The Kremlin and Vladimir Putin have their backs to the wall with Angela Merkel’s revelation that Russian opposition leader, Aleksei Navalny, was poisoned with a nerve agent from the same Novichok class that had been used in a 2018 attack in Britain on an ex-Soviet spy, Sergei V. Skripal. The German Chancellor has been remarkably bold in demanding answers from Moscow, indeed a diplomatic offensive and one that could lead to the souring of relations between Russia and western Europe. Already, the German government has briefed its allies in the European Union and NATO, and plans to provide information about its findings to the Organization for the Prohibition of Chemical Weapons, the world’s chemical weapons watchdog.

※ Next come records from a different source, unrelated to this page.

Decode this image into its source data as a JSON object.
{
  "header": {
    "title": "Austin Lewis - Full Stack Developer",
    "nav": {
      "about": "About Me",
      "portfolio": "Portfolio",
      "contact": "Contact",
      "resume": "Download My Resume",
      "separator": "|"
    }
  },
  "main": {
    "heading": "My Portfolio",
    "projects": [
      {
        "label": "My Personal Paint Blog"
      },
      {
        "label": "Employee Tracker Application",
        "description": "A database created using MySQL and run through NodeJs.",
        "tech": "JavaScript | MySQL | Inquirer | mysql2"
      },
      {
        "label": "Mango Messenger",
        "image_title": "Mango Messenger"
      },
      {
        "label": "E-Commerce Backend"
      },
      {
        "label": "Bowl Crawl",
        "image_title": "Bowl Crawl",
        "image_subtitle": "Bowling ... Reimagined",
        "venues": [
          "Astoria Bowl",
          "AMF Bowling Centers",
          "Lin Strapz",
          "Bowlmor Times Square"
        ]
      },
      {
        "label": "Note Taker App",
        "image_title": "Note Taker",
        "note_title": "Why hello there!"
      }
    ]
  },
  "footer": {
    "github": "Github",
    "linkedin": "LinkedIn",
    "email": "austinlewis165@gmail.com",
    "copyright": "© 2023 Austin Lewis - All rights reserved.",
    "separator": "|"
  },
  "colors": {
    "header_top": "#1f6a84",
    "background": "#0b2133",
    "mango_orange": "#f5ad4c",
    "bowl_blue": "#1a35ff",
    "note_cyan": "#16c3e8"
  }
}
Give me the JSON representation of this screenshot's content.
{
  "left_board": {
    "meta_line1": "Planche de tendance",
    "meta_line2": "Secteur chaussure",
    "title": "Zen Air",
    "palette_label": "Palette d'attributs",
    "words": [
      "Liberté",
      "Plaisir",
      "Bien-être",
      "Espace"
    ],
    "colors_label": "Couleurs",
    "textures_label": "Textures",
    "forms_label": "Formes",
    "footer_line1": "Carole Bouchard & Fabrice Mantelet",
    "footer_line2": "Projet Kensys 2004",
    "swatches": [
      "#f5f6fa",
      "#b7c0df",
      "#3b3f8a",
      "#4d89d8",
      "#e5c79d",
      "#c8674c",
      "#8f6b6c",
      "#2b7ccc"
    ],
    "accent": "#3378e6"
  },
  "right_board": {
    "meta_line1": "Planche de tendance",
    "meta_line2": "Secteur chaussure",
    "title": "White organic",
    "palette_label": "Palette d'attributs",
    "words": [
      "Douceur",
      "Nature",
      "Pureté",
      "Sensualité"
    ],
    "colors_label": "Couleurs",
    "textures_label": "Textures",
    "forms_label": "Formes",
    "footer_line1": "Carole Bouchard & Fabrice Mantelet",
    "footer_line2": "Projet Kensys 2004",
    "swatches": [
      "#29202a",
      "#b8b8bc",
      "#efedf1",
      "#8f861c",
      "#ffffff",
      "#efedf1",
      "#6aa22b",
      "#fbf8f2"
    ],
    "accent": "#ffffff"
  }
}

Western governments have swiftly issued condemnations of Russia, with the United States raising the possibility of imposing financial sanctions on those involved. Navalny is currently in a hospital in Berlin. The poison, the German doctors suspected, was something far more dangerous and required the attention of the Army’s chemical weapons specialists.

From Britain to Russia, from an ex-Soviet spy to a present-day opposition leader, there is a hideously sinister pattern in the killings. And President Putin cannot evade responsibility for the extermination of dissenters. Though the Kremlin has readily binned Germany’s claim, Ms Merkel has doubtless taken the lid off a pretty kettle of fish. The degree of the calculated malevolence can be assessed from the fact that when Navalny’s private plane touched down in Berlin, he was said to be in a medically induced coma.

On Wednesday, the German government confirmed the doctors’ fears ~ Navalny (44) had been poisoned with a military-grade nerve agent from the Novichok “family”, a potent chemical weapon, developed by the Soviet Union, that was used at least once before in recent years in an attack on a Kremlin enemy.

The Novichok revelation, which the German government said was based on “unequivocal evidence,” provided the strongest indication yet that the Kremlin, which has denied involvement, was behind the poisoning. Western intelligence agencies have assessed that only the Russian government was in a position to have access to such a dangerous weapon. Chancellor Merkel, who over the years has taken pains to preserve Germany’s diplomatic relations with the Kremlin, took the unusual step on Wednesday of publicly calling Russia out. “Mr Navalny has been the victim of a crime,” she said. “It raises very serious questions that only the Russian government can and must answer.” Russia is unlikely to provide such answers, however.

It is as yet unclear what Western governments can do to curtail such behaviour. Despite years of escalating sanctions, expulsions of diplomats and international isolation, the Kremlin, according to Western intelligence agencies, continues to undermine American and European institutions and violate international norms. The parable of the tragedy must be that extermination of dissenters remains integral to State policy three decades after the collapse of the Soviet Union.